Other classifiers show better performance when trained on FS2 and FS3. But the performance
of all classifiers is poor on FS4 because it contains only texture features which indicate
that using texture features alone is not useful for predicting true labels. A special
emphasis is placed on ensemble models and various combinations of selected classifiers are
used in this regard. The accuracy achieved by ensemble learning is higher than individual
algorithms except for SVM. Owing to its better performance, RF is investigated in detail by
varying the number of trees, its depth, and attribute selection criterion including
Information Gain, Gini Index, and Gain ratio. This parameter tuning contributes to achieving
better accuracy than using a model as the black box. The optimization of RF proves to show
better results than the auto model.
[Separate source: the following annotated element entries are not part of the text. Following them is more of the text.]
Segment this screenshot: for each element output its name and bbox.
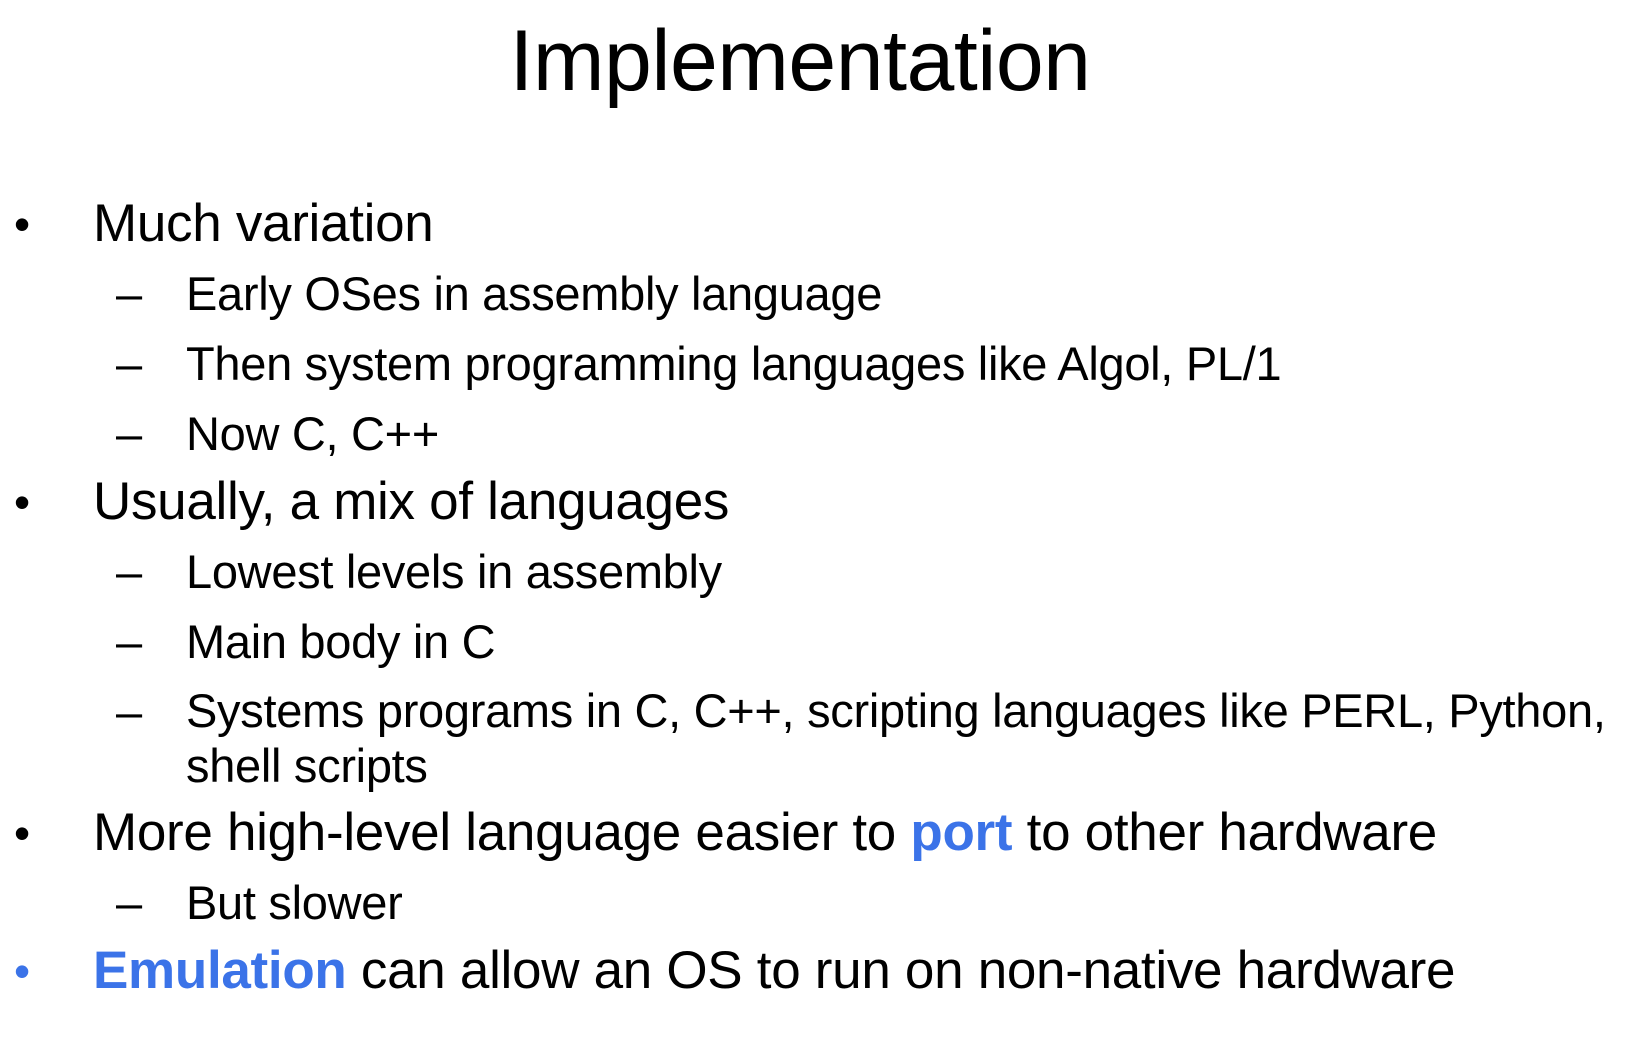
highlight-term-port: port: [910, 803, 1013, 862]
bullet-text: Much variation: [93, 194, 434, 253]
sub-bullet-item: – Now C, C++: [0, 398, 1649, 468]
sub-bullet-marker: –: [116, 615, 142, 668]
bullet-text-after: to other hardware: [1012, 803, 1438, 862]
bullet-marker: •: [14, 945, 30, 997]
bullet-text-after: can allow an OS to run on non-native har…: [346, 941, 1456, 1000]
bullet-item: • Much variation: [0, 190, 1649, 258]
sub-bullet-marker: –: [116, 337, 142, 390]
slide-title: Implementation: [509, 13, 1091, 109]
bullet-list: • Much variation – Early OSes in assembl…: [0, 190, 1649, 1005]
sub-bullet-marker: –: [116, 545, 142, 598]
sub-bullet-text: Now C, C++: [186, 407, 439, 460]
sub-bullet-text: Lowest levels in assembly: [186, 545, 722, 598]
sub-bullet-marker: –: [116, 876, 142, 929]
sub-bullet-text: Early OSes in assembly language: [186, 267, 883, 320]
bullet-marker: •: [14, 807, 30, 859]
sub-bullet-marker: –: [116, 267, 142, 320]
sub-bullet-marker: –: [116, 407, 142, 460]
slide: Implementation • Much variation – Early …: [0, 0, 1649, 1056]
bullet-marker: •: [14, 476, 30, 528]
sub-bullet-item: – Then system programming languages like…: [0, 328, 1649, 398]
sub-bullet-text: Systems programs in C, C++, scripting la…: [186, 684, 1606, 792]
bullet-item: • Emulation can allow an OS to run on no…: [0, 937, 1649, 1005]
sub-bullet-item: – Systems programs in C, C++, scripting …: [0, 676, 1649, 799]
sub-bullet-item: – Main body in C: [0, 606, 1649, 676]
highlight-term-emulation: Emulation: [93, 941, 347, 1000]
bullet-item: • More high-level language easier to por…: [0, 799, 1649, 867]
sub-bullet-item: – Early OSes in assembly language: [0, 258, 1649, 328]
sub-bullet-text: But slower: [186, 876, 403, 929]
bullet-item: • Usually, a mix of languages: [0, 468, 1649, 536]
bullet-marker: •: [14, 198, 30, 250]
sub-bullet-marker: –: [116, 685, 142, 738]
sub-bullet-item: – But slower: [0, 867, 1649, 937]
bullet-text: Usually, a mix of languages: [93, 472, 730, 531]
sub-bullet-text: Then system programming languages like A…: [186, 337, 1282, 390]
sub-bullet-item: – Lowest levels in assembly: [0, 536, 1649, 606]
sub-bullet-text: Main body in C: [186, 615, 496, 668]
bullet-text-before: More high-level language easier to: [93, 803, 911, 862]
RF achieves the highest accuracy scores of 73.17%
with Information Gain, 78.05% with Gini Index, and 78.0% with the Gain ratio for
FS3, FS2, and FS2, respectively. The bias of Information Gain towards choosing the
attributes with more information values leads to poor performance than that of Gain ratio
and Gini Index. In addition, CNN, LSTM, and RestNet models are used for experiments,
however, their performance is not better than the fine-tuned RF. Owing to the small size of
the dataset, the performance of the deep learning models is not investigated extensively. We
intend to enlarge the dataset size by collecting further images and utilizing the resampling
techniques as well. We also plan to compare the performance analysis of other classification
algorithms such as neural networks, SVM, and DT for rose classification problems. Also, it
would be interesting to select features methodically.